Agnes shook her head. “As Dee said, going backwards seems wrong. One of these doors might be the way out!”
Marks sat down on the floor. “Five minutes. That’s all I’m suggesting. Come on, sit down, let’s think a little.” He looked at Agnes, who suddenly seemed like a slip of a girl, eighteen, nineteen years old. A kid. Beautiful. “We’re trapped in here together and I never asked: What’s your life like? What are you trying to get back to?”
Agnes blinked. “You’re asking me what my life is like?”
He nodded, pulling one of the water bottles from the bag and holding it out towards Dee, who took it. “Sure. We’re stuck in here. We’re working together to get out. What do you do? For a living?”
Agnes rolled her eyes. “I would say you’re the weirdest guy I’ve ever met, Mr. Marks, but I guess I have to wait and see who else I might meet in this lovely place until I make final awards. I’m … well, I’m boring, Mr. Marks. There’s nothing much to tell.” She sat down across from him in a cloud of mint, gracefully folding her legs under her in a way Marks found old-fashioned and charming.
“So what do you do?”
She sighed. “Things, Mr. Marks, I do things. As do we all, right? What do you do?”
“I used to write,” Marks said. “I wrote about strange stuff.
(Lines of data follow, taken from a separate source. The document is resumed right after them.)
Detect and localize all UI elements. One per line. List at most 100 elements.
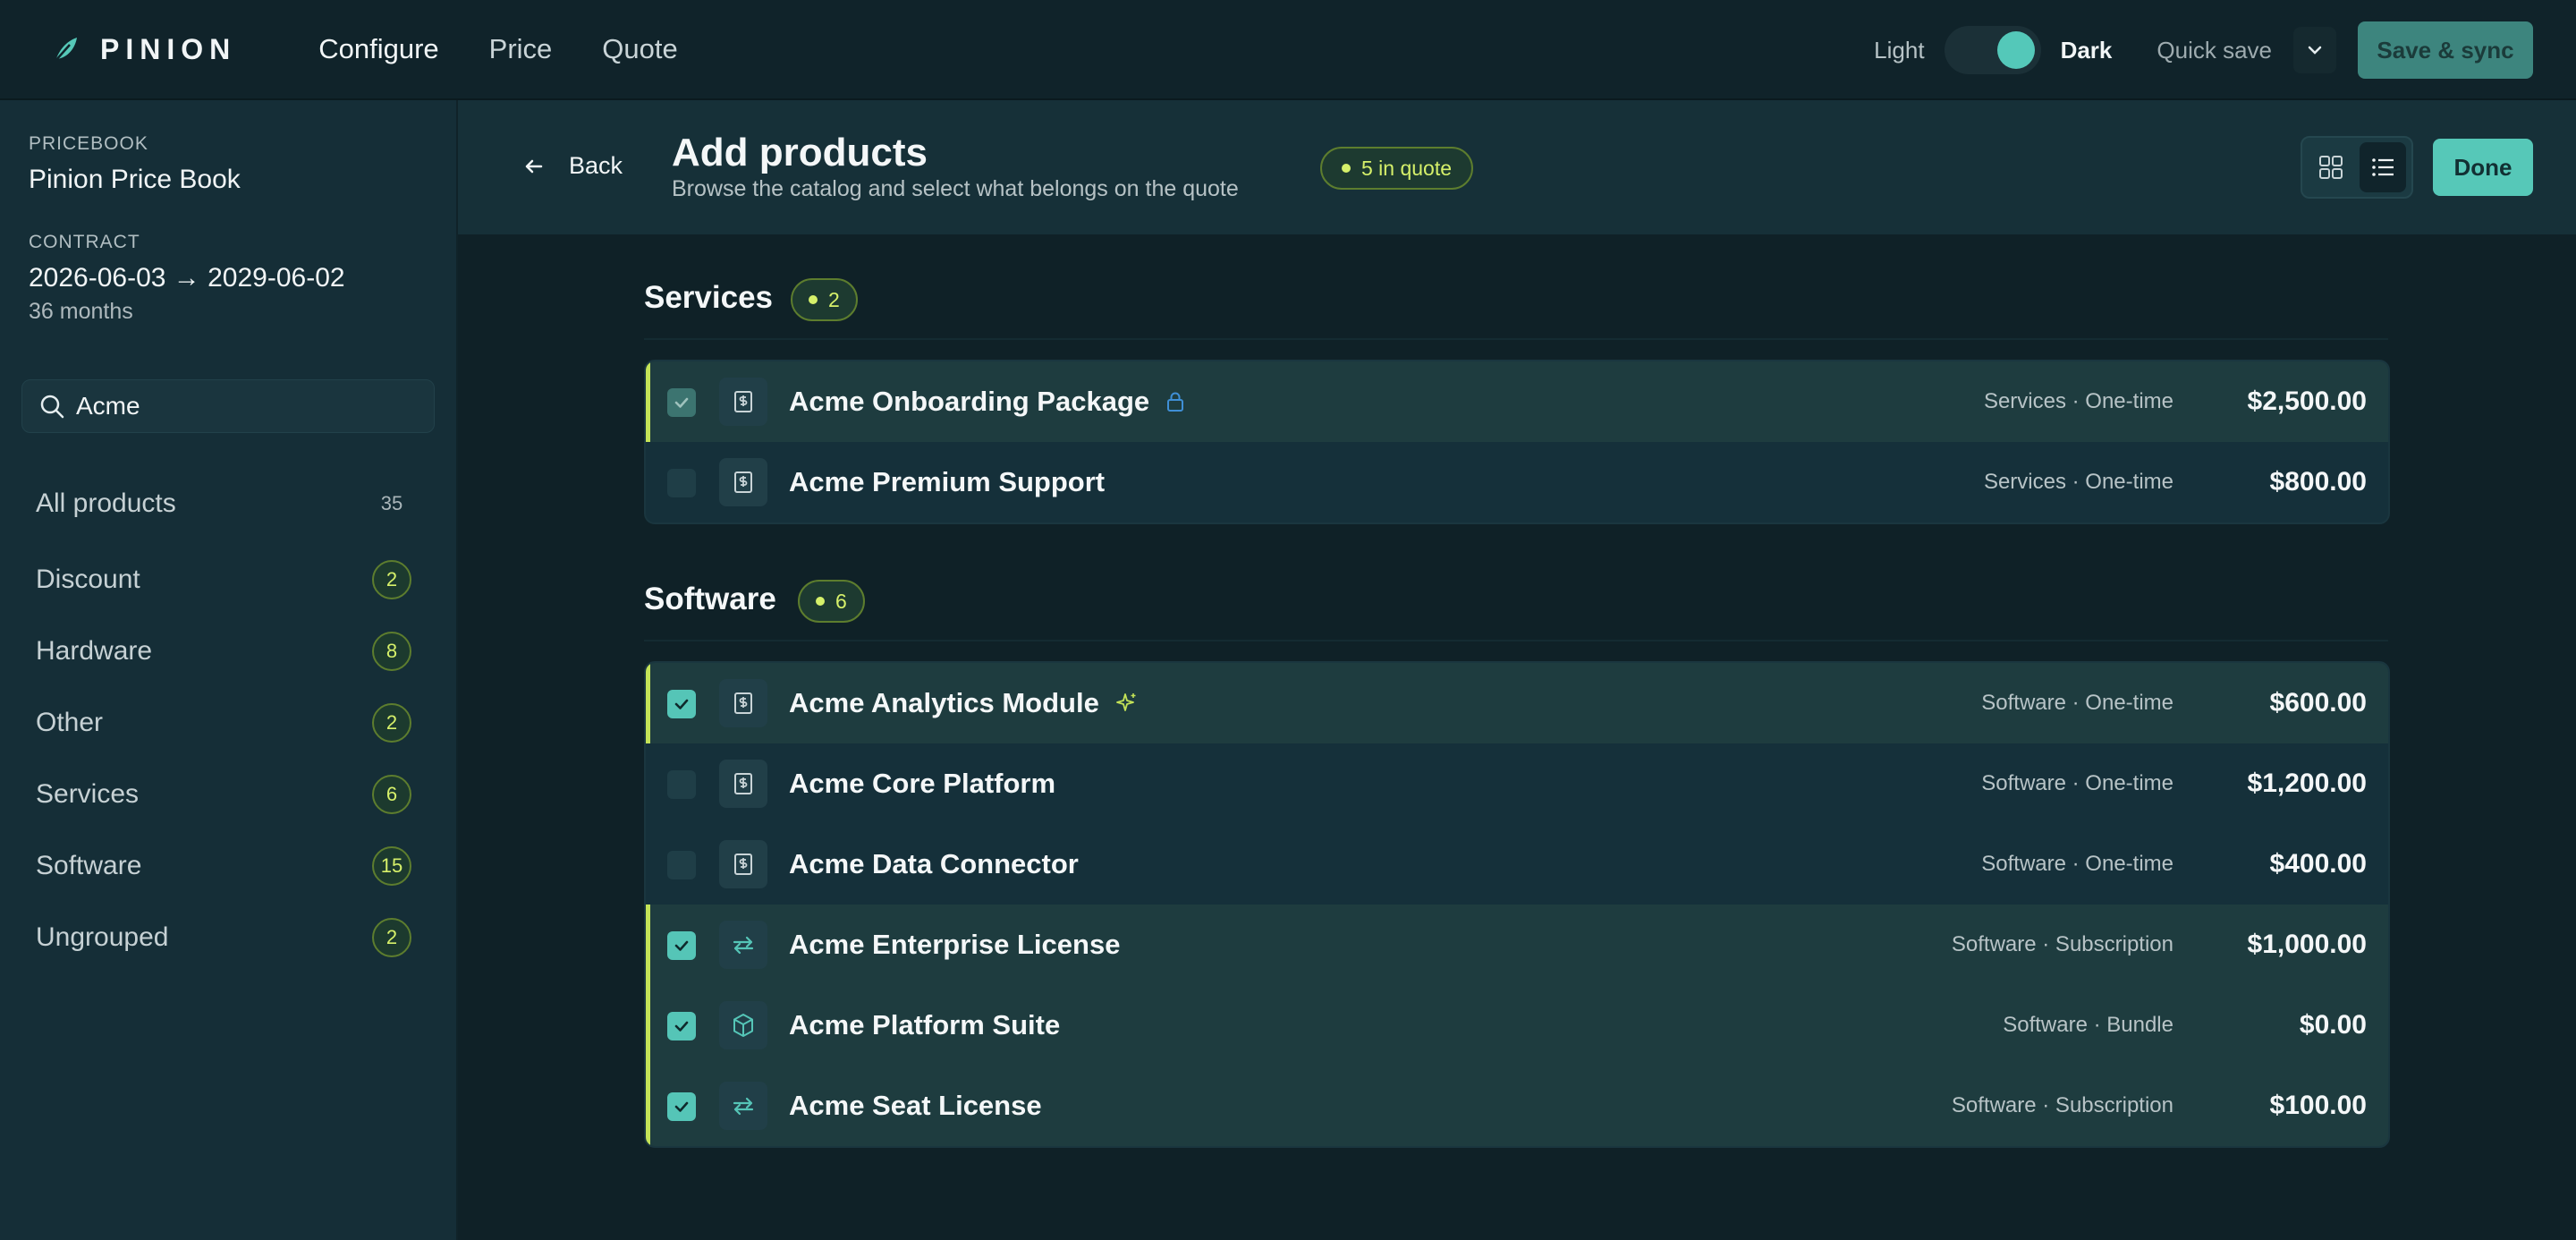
product-meta: Software · One-time: [1981, 691, 2174, 715]
status-dot: [816, 597, 825, 606]
category-count: 15: [372, 846, 411, 886]
quick-save-dropdown[interactable]: [2293, 27, 2336, 73]
table-row[interactable]: Acme Seat License Software · Subscriptio…: [646, 1066, 2388, 1146]
contract-label: CONTRACT: [29, 232, 140, 252]
top-actions: Light Dark Quick save Save & sync: [1874, 21, 2533, 79]
cube-icon: [719, 1001, 767, 1049]
list-icon: [2372, 158, 2394, 176]
row-checkbox[interactable]: [667, 931, 696, 960]
row-checkbox[interactable]: [667, 770, 696, 799]
theme-toggle[interactable]: [1944, 26, 2041, 74]
in-quote-badge: 5 in quote: [1320, 147, 1474, 190]
category-ungrouped[interactable]: Ungrouped 2: [21, 908, 426, 967]
repeat-icon: [719, 1082, 767, 1130]
nav-configure[interactable]: Configure: [318, 33, 438, 65]
check-icon: [674, 397, 689, 408]
check-icon: [674, 699, 689, 709]
category-hardware[interactable]: Hardware 8: [21, 622, 426, 681]
product-name: Acme Core Platform: [789, 768, 1056, 799]
table-row[interactable]: Acme Analytics Module Software · One-tim…: [646, 663, 2388, 743]
top-bar: PINION Configure Price Quote Light Dark …: [0, 0, 2576, 100]
product-meta: Software · One-time: [1981, 852, 2174, 876]
group-count-badge: 6: [798, 580, 865, 623]
dollar-doc-icon: [719, 840, 767, 888]
software-table: Acme Analytics Module Software · One-tim…: [644, 661, 2390, 1148]
group-count: 6: [835, 589, 847, 613]
category-services[interactable]: Services 6: [21, 765, 426, 824]
search-input[interactable]: [76, 392, 416, 420]
category-other[interactable]: Other 2: [21, 693, 426, 752]
list-view-button[interactable]: [2360, 142, 2406, 192]
lock-icon: [1167, 392, 1184, 412]
grid-view-button[interactable]: [2308, 142, 2354, 192]
theme-light-label: Light: [1874, 36, 1925, 64]
product-name-cell: Acme Premium Support: [789, 466, 1105, 498]
product-search[interactable]: [21, 379, 435, 433]
group-divider: [644, 338, 2388, 340]
theme-toggle-knob: [1996, 31, 2035, 69]
category-name: Software: [36, 851, 142, 880]
row-checkbox[interactable]: [667, 469, 696, 497]
logo[interactable]: PINION: [50, 33, 236, 66]
row-checkbox[interactable]: [667, 690, 696, 718]
status-dot: [809, 295, 818, 304]
product-name-cell: Acme Analytics Module: [789, 687, 1139, 719]
category-discount[interactable]: Discount 2: [21, 550, 426, 609]
save-sync-button[interactable]: Save & sync: [2358, 21, 2533, 79]
category-all-products[interactable]: All products 35: [21, 474, 426, 533]
table-row[interactable]: Acme Enterprise License Software · Subsc…: [646, 905, 2388, 985]
category-name: Other: [36, 708, 104, 737]
product-price: $0.00: [2299, 1010, 2367, 1040]
product-price: $400.00: [2269, 849, 2367, 879]
status-dot: [1342, 164, 1351, 173]
product-name: Acme Analytics Module: [789, 687, 1099, 718]
group-divider: [644, 640, 2388, 641]
row-checkbox[interactable]: [667, 388, 696, 417]
row-checkbox[interactable]: [667, 1012, 696, 1040]
nav-quote[interactable]: Quote: [602, 33, 677, 65]
done-button[interactable]: Done: [2433, 139, 2533, 196]
product-meta: Software · Subscription: [1951, 932, 2174, 956]
table-row[interactable]: Acme Onboarding Package Services · One-t…: [646, 361, 2388, 442]
product-name: Acme Enterprise License: [789, 929, 1121, 960]
chevron-down-icon: [2308, 46, 2322, 55]
sparkle-icon: [1115, 693, 1136, 711]
view-toggle: [2301, 136, 2413, 199]
product-price: $1,200.00: [2247, 769, 2367, 798]
row-checkbox[interactable]: [667, 851, 696, 879]
product-name: Acme Premium Support: [789, 466, 1106, 497]
product-name-cell: Acme Seat License: [789, 1090, 1042, 1122]
table-row[interactable]: Acme Core Platform Software · One-time $…: [646, 743, 2388, 824]
category-count: 2: [372, 560, 411, 599]
brand-name: PINION: [100, 32, 237, 65]
group-count-badge: 2: [791, 278, 858, 321]
check-icon: [674, 940, 689, 951]
contract-term: 36 months: [29, 299, 133, 324]
product-name: Acme Onboarding Package: [789, 386, 1150, 417]
category-name: Discount: [36, 565, 140, 594]
nav-price[interactable]: Price: [489, 33, 553, 65]
product-name-cell: Acme Platform Suite: [789, 1009, 1060, 1041]
product-price: $800.00: [2269, 467, 2367, 497]
category-name: Ungrouped: [36, 922, 169, 952]
product-price: $600.00: [2269, 688, 2367, 718]
back-button[interactable]: Back: [522, 152, 623, 180]
quick-save-button[interactable]: Quick save: [2157, 37, 2272, 64]
group-title-services: Services: [644, 280, 774, 315]
table-row[interactable]: Acme Platform Suite Software · Bundle $0…: [646, 985, 2388, 1066]
product-price: $100.00: [2269, 1091, 2367, 1120]
services-table: Acme Onboarding Package Services · One-t…: [644, 360, 2390, 524]
category-count: 2: [372, 918, 411, 957]
table-row[interactable]: Acme Premium Support Services · One-time…: [646, 442, 2388, 522]
row-checkbox[interactable]: [667, 1092, 696, 1121]
dollar-doc-icon: [719, 679, 767, 727]
category-name: All products: [36, 488, 176, 518]
product-name-cell: Acme Core Platform: [789, 768, 1055, 800]
product-name-cell: Acme Onboarding Package: [789, 386, 1185, 418]
table-row[interactable]: Acme Data Connector Software · One-time …: [646, 824, 2388, 905]
category-software[interactable]: Software 15: [21, 837, 426, 896]
product-name: Acme Seat License: [789, 1090, 1042, 1121]
in-quote-label: 5 in quote: [1361, 156, 1453, 180]
search-icon: [40, 395, 64, 419]
dollar-doc-icon: [719, 760, 767, 808]
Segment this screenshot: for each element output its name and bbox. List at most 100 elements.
Black magic, monsters, curses, genetic experiments—insane stuff. Insane stuff that really happened. It … it got me into trouble. I lost … me. I lost memories, I lost weeks and months.” He shrugged. “These days I investigate. I investigate insane things that really happen. People find me, they pay me to look into things other people think are crazy. For example, a young girl tells me her father went to an address, disappeared. An address where an old house that was never actually built stands. An old house that can’t be there.”
Agnes nodded. “What’re you paying him, kid? Because you might be in line for a refund, the way his investigation is going.”
“So what is it you do, Agnes?” Marks said, smiling. “When you’re not here.”
She looked back at him. They stared at each other for a long time. Then she stood up.
“You’re mean,” she said, striding over to the doors. “You’re a mean person, Mr. Marks. I’m going through the Tiger Door. You do what you want. Kid, you’re with a mean man and you should be careful.”
Dee shifted her weight, but Marks held up a hand and shook his head at her. Agnes stood in front of the door with the tiger carving for a moment, then whirled.
“This is really unfair,” she wailed. “I have been nothing but nice to you! I have helped! I am scared just like you!”
Dee’s elbow jammed into his ribs. He was suddenly and forcibly reminded of the money sewn into the lining of his coat. He wondered when it would become obviously useless to continue carrying it around.
“Mr. Marks,” she hissed.
Marks nodded. “You tired of playing this bullshit, or you want to go another round? Who is she?”
Agnes threw her hands up. “Who is who?”
“The woman you’re trying so hard to resemble.” He smiled. “It’s not your fault. You can probably see my past better than I can. My memory is for shit. So whoever this girl, this pretty young girl in the pencil skirt, whoever you’ve been working so hard to look like in tiny increments so we won’t notice the change, it isn’t working because I can’t remember her.” He waved at her. “So let’s put the bullshit aside, okay?”
Agnes looked at Dee, eyes wide, then back at Marks. Slowly, her posture relaxed, and her face sobered and seemed to harden. When she smiled, it was uneven, a smirk.
“Very well,” she said, her voice flatter. “You are interesting, Mr. Marks.”
“Mawk!” the bird chirped. “Mister Mawk!”